Daily Herald interviews LZ Compassionate Community

Some Lake Zurich-area residents have formed a group that supports placing homeless people with mental illness in a vacant building just outside the village, a proposal that has faced long-organized opposition.

Two LZ Compassionate Community members introduced themselves Thursday to officials at a meeting of the Lake County Housing Authority, which owns the 14-unit Midlothian Manor. The vacant former seniors facility, which closed in 2010, is at Midlothian Road and Oakwood Lane in Ela Township on Lake Zurich’s northern edge.

Betty Birner of Hawthorn Woods said the group started about three weeks ago because many residents back the idea of PADS Lake County operating the facility for the housing authority as a federal Safe Haven program serving the chronically homeless with mental illness.
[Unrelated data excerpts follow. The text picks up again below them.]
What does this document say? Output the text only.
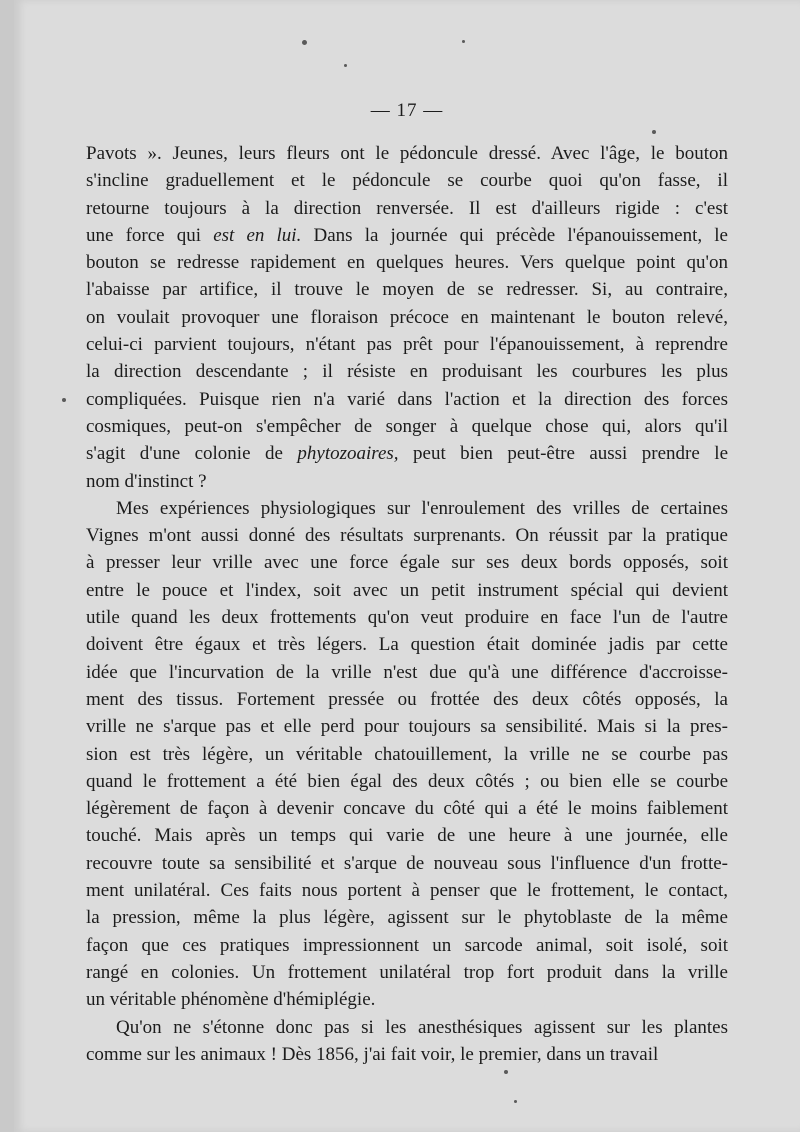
— 17 —
Pavots ». Jeunes, leurs fleurs ont le pédoncule dressé. Avec l'âge, le bouton
s'incline graduellement et le pédoncule se courbe quoi qu'on fasse, il
retourne toujours à la direction renversée. Il est d'ailleurs rigide : c'est
une force qui est en lui. Dans la journée qui précède l'épanouissement, le
bouton se redresse rapidement en quelques heures. Vers quelque point qu'on
l'abaisse par artifice, il trouve le moyen de se redresser. Si, au contraire,
on voulait provoquer une floraison précoce en maintenant le bouton relevé,
celui-ci parvient toujours, n'étant pas prêt pour l'épanouissement, à reprendre
la direction descendante ; il résiste en produisant les courbures les plus
compliquées. Puisque rien n'a varié dans l'action et la direction des forces
cosmiques, peut-on s'empêcher de songer à quelque chose qui, alors qu'il
s'agit d'une colonie de phytozoaires, peut bien peut-être aussi prendre le
nom d'instinct ?
Mes expériences physiologiques sur l'enroulement des vrilles de certaines
Vignes m'ont aussi donné des résultats surprenants. On réussit par la pratique
à presser leur vrille avec une force égale sur ses deux bords opposés, soit
entre le pouce et l'index, soit avec un petit instrument spécial qui devient
utile quand les deux frottements qu'on veut produire en face l'un de l'autre
doivent être égaux et très légers. La question était dominée jadis par cette
idée que l'incurvation de la vrille n'est due qu'à une différence d'accroisse-
ment des tissus. Fortement pressée ou frottée des deux côtés opposés, la
vrille ne s'arque pas et elle perd pour toujours sa sensibilité. Mais si la pres-
sion est très légère, un véritable chatouillement, la vrille ne se courbe pas
quand le frottement a été bien égal des deux côtés ; ou bien elle se courbe
légèrement de façon à devenir concave du côté qui a été le moins faiblement
touché. Mais après un temps qui varie de une heure à une journée, elle
recouvre toute sa sensibilité et s'arque de nouveau sous l'influence d'un frotte-
ment unilatéral. Ces faits nous portent à penser que le frottement, le contact,
la pression, même la plus légère, agissent sur le phytoblaste de la même
façon que ces pratiques impressionnent un sarcode animal, soit isolé, soit
rangé en colonies. Un frottement unilatéral trop fort produit dans la vrille
un véritable phénomène d'hémiplégie.
Qu'on ne s'étonne donc pas si les anesthésiques agissent sur les plantes
comme sur les animaux ! Dès 1856, j'ai fait voir, le premier, dans un travail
“It is the best way for these folks to get back on their feet,” Birner said. “And we are hoping people will learn, educate themselves. We have a group that has pulled themselves together to help educate the community, to learn that this is a benefit and a bonus both for the residents and the community.”

LZ Compassionate Community member Lisa Warder said Midlothian Manor supporters began social media conversations after that meeting at Ela Area Public Library in Lake Zurich. They agreed there was a need to form a support group.

“We’re also creating some volunteer opportunities for residents, things like coming together to make welcome signs for the (homeless) residents when they move into the area,” said Warder, who’s from Lake Zurich. “We want to organize a community cookout for them when they move in. And even to create just a list of volunteers for people to bring homemade meals or snacks, goodies, to the new residents. Things that you would do when any other person moved into your neighborhood.”